How to Reduce Noise in Sphinx4 application

2019-03-06 00:30发布

问题:

I am new to sphinx4 and speech recognition thing. I am creating a speech application by using sphinx4. The issue is noise, which results in recognition by program even without speech input by user ie it is converting speech to text even when there is no speech input by user, thus affecting accuracy.

Main issue is how to implement noise reduction. This is because the system detects input even when I dont speak anything into the microphone. So I guess its because of noise.

I checked online for noise reduction but there is hardly clear information about the same. Though there is some information over internet about file named Denoise.java which comes with sphinx4. But it is not there in sphinx4-1.06.
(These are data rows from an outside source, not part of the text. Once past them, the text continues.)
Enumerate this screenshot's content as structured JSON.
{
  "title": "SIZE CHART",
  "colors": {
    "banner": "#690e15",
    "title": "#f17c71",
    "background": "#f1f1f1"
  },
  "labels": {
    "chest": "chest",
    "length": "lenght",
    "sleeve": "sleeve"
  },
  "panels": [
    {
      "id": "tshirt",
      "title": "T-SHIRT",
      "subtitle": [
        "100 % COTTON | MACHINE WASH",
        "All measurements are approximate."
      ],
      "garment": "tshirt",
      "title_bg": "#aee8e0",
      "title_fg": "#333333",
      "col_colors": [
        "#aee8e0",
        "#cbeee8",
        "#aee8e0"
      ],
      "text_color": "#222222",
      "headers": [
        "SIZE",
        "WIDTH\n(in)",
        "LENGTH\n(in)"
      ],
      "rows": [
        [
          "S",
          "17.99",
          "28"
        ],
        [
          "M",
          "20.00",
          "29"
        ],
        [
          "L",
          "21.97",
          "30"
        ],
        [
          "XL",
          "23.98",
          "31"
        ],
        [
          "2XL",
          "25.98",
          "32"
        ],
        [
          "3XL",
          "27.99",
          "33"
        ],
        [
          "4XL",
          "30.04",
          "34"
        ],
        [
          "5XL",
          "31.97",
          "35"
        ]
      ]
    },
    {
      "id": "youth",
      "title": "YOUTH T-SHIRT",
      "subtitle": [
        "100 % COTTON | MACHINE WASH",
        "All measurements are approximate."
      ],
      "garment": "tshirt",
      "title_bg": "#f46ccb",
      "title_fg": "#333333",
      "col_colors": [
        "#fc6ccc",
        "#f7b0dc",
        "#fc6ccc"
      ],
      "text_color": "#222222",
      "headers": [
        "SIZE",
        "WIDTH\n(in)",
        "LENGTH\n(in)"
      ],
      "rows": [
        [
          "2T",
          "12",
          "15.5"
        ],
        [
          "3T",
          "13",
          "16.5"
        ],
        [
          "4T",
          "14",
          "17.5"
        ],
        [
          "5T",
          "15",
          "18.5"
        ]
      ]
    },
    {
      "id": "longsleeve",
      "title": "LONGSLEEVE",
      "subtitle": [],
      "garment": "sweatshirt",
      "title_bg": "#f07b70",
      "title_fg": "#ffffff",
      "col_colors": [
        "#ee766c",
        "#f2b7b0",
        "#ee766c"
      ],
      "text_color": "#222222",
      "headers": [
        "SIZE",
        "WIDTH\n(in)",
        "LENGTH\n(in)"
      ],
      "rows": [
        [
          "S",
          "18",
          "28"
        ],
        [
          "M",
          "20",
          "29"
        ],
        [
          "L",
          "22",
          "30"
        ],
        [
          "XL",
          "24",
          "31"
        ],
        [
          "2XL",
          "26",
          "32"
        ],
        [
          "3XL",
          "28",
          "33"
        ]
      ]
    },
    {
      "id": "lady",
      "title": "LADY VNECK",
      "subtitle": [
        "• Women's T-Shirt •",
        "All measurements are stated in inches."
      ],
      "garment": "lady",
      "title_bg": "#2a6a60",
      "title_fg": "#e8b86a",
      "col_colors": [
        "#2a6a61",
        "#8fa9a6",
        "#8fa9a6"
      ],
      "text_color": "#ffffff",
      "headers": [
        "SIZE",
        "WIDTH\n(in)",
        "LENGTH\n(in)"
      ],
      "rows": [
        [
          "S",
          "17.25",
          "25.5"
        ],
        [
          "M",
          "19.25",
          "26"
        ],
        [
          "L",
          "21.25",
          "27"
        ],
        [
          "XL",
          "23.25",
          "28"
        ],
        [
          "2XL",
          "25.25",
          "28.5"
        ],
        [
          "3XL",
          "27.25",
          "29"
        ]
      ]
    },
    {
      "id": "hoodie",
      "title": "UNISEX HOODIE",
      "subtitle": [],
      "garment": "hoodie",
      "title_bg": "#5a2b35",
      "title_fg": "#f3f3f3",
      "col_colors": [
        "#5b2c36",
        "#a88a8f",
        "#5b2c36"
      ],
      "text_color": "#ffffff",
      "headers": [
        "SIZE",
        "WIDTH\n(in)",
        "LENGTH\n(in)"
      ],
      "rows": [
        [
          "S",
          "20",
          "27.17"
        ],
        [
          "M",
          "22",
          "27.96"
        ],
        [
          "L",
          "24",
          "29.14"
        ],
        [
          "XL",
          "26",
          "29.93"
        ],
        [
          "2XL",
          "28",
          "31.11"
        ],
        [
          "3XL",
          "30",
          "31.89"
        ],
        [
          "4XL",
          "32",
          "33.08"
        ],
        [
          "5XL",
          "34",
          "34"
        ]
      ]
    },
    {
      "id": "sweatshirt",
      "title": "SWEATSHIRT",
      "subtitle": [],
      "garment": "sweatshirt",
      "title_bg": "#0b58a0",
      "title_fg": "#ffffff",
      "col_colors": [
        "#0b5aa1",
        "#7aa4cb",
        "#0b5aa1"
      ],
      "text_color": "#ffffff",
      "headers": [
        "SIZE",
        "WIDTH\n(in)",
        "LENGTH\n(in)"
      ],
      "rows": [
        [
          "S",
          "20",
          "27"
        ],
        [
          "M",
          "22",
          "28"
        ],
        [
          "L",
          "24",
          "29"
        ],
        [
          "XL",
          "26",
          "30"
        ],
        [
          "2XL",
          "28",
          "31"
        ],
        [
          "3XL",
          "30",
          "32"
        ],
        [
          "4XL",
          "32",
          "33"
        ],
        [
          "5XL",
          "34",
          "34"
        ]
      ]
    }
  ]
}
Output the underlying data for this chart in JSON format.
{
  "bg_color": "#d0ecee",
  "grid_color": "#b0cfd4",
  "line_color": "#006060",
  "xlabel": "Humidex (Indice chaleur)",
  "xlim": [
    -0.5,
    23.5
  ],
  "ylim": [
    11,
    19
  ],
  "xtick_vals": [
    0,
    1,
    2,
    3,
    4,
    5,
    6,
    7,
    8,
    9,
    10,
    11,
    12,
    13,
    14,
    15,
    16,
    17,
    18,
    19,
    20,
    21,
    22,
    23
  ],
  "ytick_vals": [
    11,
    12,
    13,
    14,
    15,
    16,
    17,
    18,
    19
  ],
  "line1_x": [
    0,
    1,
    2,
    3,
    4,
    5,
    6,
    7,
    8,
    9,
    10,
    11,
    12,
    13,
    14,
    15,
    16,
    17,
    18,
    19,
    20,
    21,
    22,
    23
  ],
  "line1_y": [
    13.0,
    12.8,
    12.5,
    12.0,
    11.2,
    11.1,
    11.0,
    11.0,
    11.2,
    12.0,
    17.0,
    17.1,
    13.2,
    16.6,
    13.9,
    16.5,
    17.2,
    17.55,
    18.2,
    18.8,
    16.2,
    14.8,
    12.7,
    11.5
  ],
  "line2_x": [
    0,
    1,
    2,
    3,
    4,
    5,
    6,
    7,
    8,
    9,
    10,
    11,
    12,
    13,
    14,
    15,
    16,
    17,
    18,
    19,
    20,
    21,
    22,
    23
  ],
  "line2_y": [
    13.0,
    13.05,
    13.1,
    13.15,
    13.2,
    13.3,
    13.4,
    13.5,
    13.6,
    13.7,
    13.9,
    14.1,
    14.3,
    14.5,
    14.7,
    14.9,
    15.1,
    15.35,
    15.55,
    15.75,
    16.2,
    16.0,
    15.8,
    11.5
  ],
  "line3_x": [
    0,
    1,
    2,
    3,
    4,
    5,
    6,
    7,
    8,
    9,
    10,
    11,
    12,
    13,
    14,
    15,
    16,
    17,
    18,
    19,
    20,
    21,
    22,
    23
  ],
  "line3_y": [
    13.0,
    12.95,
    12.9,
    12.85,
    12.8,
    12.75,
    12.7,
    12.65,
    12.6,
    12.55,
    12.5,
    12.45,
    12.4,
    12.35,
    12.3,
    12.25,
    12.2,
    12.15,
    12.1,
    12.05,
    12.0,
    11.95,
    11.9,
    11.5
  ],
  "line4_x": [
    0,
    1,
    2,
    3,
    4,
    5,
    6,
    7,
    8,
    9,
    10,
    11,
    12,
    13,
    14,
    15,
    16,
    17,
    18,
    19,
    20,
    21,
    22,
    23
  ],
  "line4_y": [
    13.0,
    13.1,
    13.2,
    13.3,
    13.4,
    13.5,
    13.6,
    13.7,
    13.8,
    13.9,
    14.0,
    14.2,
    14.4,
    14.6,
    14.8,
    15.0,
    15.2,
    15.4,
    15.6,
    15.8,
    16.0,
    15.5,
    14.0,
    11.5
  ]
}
Another file is WienerFilter.java, wienerfilter is type of filter used for noisy signals. But no instructions for using or implementing that file.

I have already added few more words to hello.gram which is the grammar file for the program. The phonetic representation of those extra words, generated by Imtool, has been added to the dictionary.

I am using eclipse and sphinx4-1.0beta6

Though there is one question on stack overflow on "HOW TO ACITIVATE NOISE CANCELLATION " IN SPHINX4 but that has not been answered yet

回答1:

Static noise cancellation with spectral subtraction is enabled by default in latest version sphinx4-5prealpha. You do not need to do anything special, just use the latest version.

Follow the tutorial:

http://cmusphinx.sourceforge.net/wiki/tutorialsphinx4

Extra speech is ignored in latest version if you are using grammar decoding, not large vocabulary decoding with language model. If you use grammar decoding it should ignore all the words in the grammar. For words not in the grammar it should return a special word <unk>.

Accuracy debugging is a complex process and requires a test recording to reproduce accuracy problems. Without test recording it is hard to suggest you how to improve accuracy. Beside test recording you need to provide models you use in decoding and other information to reproduce your results.